In 1943, Given married Minturn de Suzzara Verdi, a New York lawyer who was apparently unrelated to the composer Giuseppe Verdi, though the name did lend Given a musical air. She spent much of her later life in Provincetown, where she lived with her mother and brother, the painter Eben Given, at 555 Commercial St.
Thelma Given Verdi died in 1977 and is buried in Snow Cemetery in Truro. Her letters, reviews, and the Carnegie Hall concert recording were given by her family to the Provincetown History Preservation Project.
The recording itself is beautifully flawed. Given plays Tomaso Antonio Vitali’s Chaconne in G Minor, Max Bruch’s Violin Concerto no. 2 in D Minor, and Ernest Chausson’s Poème for Violin and Piano. That’s only half the concert but all that was recorded. The full Jan. 3, 1951, program, with works by Chopin, Paganini, Achron, and Bazzini, is available on the Carnegie Hall website, carnegiehall.org.
Given’s interpretation of Vitali’s chaconne, a piece with contrasting sections over a repeating bass line, is unabashedly un-Baroque and totally Romantic. She plays with passion, intensity, and artful portamento.
In the Bruch, things get a bit messy in the first movement, and she has intonation problems in the second, but the third movement has some fiery runs. The piano accompaniment by Artur Balsam is superb — his assertive entrances hold the whole thing together. Applause heard between movements brings the modern listener into sudden awareness of the audience.
Given’s tone in the Chausson is beautiful, almost theremin-like. Towards the middle, it goes off the rails, dissonant and crazed. After a series of descending trills, the recording suddenly ends, all too soon.
Though not especially early, the recording possesses vestiges of turn-of-the-century playing — it can’t really be judged according to modern sensibilities, as musicians possessed a different sense of pitch and rubato then.

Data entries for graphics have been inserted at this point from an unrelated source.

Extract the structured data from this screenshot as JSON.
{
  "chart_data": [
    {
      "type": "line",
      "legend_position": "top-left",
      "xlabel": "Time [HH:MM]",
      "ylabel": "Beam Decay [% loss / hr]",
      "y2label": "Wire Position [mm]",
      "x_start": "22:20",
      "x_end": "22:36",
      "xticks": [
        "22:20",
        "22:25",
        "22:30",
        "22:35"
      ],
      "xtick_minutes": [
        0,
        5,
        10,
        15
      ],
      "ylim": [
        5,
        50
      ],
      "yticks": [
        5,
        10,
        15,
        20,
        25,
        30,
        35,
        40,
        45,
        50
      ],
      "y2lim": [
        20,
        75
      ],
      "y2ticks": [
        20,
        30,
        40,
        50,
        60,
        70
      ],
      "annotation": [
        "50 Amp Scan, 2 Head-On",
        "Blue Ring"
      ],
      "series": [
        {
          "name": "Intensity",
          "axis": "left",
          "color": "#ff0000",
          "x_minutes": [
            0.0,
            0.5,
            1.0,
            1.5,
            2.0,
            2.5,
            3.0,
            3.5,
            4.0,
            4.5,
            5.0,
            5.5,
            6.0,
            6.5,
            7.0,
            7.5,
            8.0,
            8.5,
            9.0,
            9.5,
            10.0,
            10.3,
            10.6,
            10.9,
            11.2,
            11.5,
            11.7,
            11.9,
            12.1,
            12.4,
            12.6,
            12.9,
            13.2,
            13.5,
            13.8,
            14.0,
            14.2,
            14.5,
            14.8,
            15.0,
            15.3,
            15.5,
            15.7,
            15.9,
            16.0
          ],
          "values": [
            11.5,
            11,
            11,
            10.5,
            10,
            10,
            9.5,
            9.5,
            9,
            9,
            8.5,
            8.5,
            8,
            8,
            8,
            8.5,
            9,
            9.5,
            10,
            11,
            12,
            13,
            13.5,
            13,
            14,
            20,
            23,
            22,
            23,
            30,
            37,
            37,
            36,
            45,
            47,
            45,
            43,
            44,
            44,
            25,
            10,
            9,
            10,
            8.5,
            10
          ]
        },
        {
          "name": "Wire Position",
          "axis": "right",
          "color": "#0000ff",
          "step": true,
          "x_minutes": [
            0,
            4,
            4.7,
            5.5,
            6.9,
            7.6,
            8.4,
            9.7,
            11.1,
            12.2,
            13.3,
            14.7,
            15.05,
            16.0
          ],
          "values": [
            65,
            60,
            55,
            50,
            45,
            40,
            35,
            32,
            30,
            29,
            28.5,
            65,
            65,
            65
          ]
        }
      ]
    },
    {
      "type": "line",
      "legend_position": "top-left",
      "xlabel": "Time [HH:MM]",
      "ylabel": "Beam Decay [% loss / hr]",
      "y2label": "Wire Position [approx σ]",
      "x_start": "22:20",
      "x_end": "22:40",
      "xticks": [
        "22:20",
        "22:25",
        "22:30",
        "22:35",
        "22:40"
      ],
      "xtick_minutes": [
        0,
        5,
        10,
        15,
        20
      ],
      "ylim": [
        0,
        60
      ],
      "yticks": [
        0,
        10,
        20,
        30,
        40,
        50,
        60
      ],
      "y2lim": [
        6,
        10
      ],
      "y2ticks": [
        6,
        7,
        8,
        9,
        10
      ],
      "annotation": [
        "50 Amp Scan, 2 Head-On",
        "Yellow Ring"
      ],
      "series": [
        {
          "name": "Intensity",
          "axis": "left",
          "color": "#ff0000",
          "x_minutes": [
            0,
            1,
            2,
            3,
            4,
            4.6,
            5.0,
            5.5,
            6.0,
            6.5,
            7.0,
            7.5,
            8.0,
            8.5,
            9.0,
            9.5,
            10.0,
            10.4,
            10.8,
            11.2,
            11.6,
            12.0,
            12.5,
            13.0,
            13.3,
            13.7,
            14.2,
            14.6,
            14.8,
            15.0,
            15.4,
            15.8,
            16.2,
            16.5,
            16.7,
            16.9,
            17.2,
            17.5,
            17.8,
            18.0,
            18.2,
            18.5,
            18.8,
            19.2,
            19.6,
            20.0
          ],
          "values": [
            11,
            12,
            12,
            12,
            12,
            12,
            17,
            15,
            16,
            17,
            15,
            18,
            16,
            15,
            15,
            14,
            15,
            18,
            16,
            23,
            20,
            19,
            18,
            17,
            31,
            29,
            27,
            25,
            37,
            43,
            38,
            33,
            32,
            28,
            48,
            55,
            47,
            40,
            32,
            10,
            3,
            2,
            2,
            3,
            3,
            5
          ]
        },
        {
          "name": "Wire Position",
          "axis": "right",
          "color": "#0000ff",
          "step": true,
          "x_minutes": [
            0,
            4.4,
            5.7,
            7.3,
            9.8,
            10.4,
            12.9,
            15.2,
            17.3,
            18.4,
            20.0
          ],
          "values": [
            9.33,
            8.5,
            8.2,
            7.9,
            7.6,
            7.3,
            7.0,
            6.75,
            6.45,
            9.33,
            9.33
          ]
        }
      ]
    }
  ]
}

Nonetheless, a New York Times review from Jan. 4, 1951, took some issue with the performance: “Miss Given brought to the music an exceptionally sweet tone, moments of fervor and suggestions of a big, sweeping manner. For the most part, though, she was not able to bring those attributes under complete domination. Her tone sometimes wandered from pitch, there was considerable scooping, and an occasional weakness in bowing.”
Because this is the only recording of Given, it’s hard to know whether she had an off night. She was 55 at the time — not exactly her prime — and it was her last performance at Carnegie Hall.
In spite of this, what is deeply affecting about the recording, especially now, is how human it is. When Given slides from note to note, it’s like a sigh. When her bow crunches against the strings, it’s like a voice breaking.
It is precisely this quality of live performance that music lovers are missing so much right now.
In some ways, the harsh New York Times reviewer got it right: “Miss Given’s performance of the faded Bruch concerto was touching and completely convincing — much more convincing than recent interpretations by some of the younger and better equipped violinists — simply because Miss Given believes in the music, and her belief is communicated to the audience.”